Tuscan Villas - Food, Wine, Hotels in luxurious Tuscany

Tuscan villas offer travelers to Florence and surrounding areas an alternative to staying and dining within the region’s city centers. Many villas in Tuscany have not only converted themselves into hotels or home rentals, but also, they are now open to visitors as restaurants, wineries, and even olive oil fabriche. To discover another side of the richness, beauty, and history of Tuscany, a stay or day trip to a villa or farmhouse is well worth the visit.

Via di Campestri, 19/22, 50039 Vicchio di Mugello FI, Italy
How tempting is it to run off to a rustic Tuscan villa? To just drive the rolling, vineyard- and olive grove–lined hills of Tuscany until you find the perfect one to painstakingly, lovingly restore, à la Under the Tuscan Sun, where you can produce your own olive oil and wine, grow your own vegetables, go for long bike rides in search of Etruscan ruins, and befriend the locals in the nearest village despite speaking nary a word of Italian? That’s pretty much what a stay at the Villa Campestri Olive Oil Resort is like, except they’ve done the heavy lifting for you. The Pasquali family spent two years transforming the 17th-century villa, once the domain of the noble Florentine Roti Michelozzi family, into a rustic retreat and working olive oil farm. Now, guests can waltz in and lounge by the pool, take long walks through the orchards, sample the house olive oils, dine alfresco on fresh local cuisine, and learn to cook Tuscan specialties with the chef. The surrounding countryside is yours for the taking, with horseback riding, biking, and hiking excursions on nature trails up to Monte Giovi.
53017 Villa SI, Italy
In the hills of Tuscany, protected by reserve status and hidden by ancient trees, deer roam wild and a spring -- with water so fresh it was the preferred source by the famous Medici family -- flows for 15 years before emerging to become the perfectly balanced liquid you drink when you open a bottle of Acqua Panna.
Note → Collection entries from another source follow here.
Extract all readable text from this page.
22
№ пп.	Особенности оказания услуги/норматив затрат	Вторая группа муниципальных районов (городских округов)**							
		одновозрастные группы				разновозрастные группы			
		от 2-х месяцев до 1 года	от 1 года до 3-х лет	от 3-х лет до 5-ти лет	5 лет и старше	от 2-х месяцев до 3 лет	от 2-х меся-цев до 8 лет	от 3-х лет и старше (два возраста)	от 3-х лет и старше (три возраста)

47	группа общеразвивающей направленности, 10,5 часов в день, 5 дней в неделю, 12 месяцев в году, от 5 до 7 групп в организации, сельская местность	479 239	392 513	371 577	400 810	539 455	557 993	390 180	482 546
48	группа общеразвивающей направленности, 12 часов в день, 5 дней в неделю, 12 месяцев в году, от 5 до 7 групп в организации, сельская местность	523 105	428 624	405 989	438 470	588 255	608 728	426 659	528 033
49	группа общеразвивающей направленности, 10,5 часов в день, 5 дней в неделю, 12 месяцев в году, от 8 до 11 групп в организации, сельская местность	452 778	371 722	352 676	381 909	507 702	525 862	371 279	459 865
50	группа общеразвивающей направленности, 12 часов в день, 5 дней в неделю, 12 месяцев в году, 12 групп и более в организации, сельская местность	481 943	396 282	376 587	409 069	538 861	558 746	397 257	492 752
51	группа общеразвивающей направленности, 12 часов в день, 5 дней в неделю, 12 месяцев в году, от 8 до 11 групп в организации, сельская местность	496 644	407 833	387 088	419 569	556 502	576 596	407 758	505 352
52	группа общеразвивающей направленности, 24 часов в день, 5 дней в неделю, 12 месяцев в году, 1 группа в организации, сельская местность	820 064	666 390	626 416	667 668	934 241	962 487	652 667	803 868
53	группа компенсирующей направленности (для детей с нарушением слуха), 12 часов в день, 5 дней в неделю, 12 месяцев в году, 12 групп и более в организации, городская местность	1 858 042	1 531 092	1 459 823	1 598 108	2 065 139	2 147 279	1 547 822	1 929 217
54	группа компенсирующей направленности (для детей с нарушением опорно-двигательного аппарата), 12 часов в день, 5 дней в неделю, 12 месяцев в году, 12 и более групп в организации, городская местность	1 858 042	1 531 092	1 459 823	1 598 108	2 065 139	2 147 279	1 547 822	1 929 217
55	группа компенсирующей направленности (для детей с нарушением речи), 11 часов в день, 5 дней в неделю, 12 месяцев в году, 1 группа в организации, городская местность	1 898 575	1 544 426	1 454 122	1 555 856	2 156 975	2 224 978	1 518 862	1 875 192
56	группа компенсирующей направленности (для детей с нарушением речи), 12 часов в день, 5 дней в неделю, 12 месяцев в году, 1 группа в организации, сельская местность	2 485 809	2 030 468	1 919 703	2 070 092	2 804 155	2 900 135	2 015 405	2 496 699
The ancient Villa Panna, on the same property and once a hunting reserve for the Medici family, then owned by Marquis Torrigiani, with its chapel commissioned by Grand Duke Francis I in 1572, is just one of many villas hiding away in the hills of Tuscany with a fascinating history. Andreas Larsson, Best Sommelier in the World 2007, walked me through a tasting of water and wine in the Villa’s main dining room after which Carlos Cracco taught me how to make true Italian risotto in the kitchen. I rode in an antique jeep, far into the 1,300 hectare reserve and looked at the source which produces Acqua Panna water and somewhere in there I determined that Villa Panna would not be the last Tuscan villa I visit. Now, I’m fascinated by the history of the homes and the people who make Tuscany the storied region that it is. A region not just notable for its wine but for its water as well.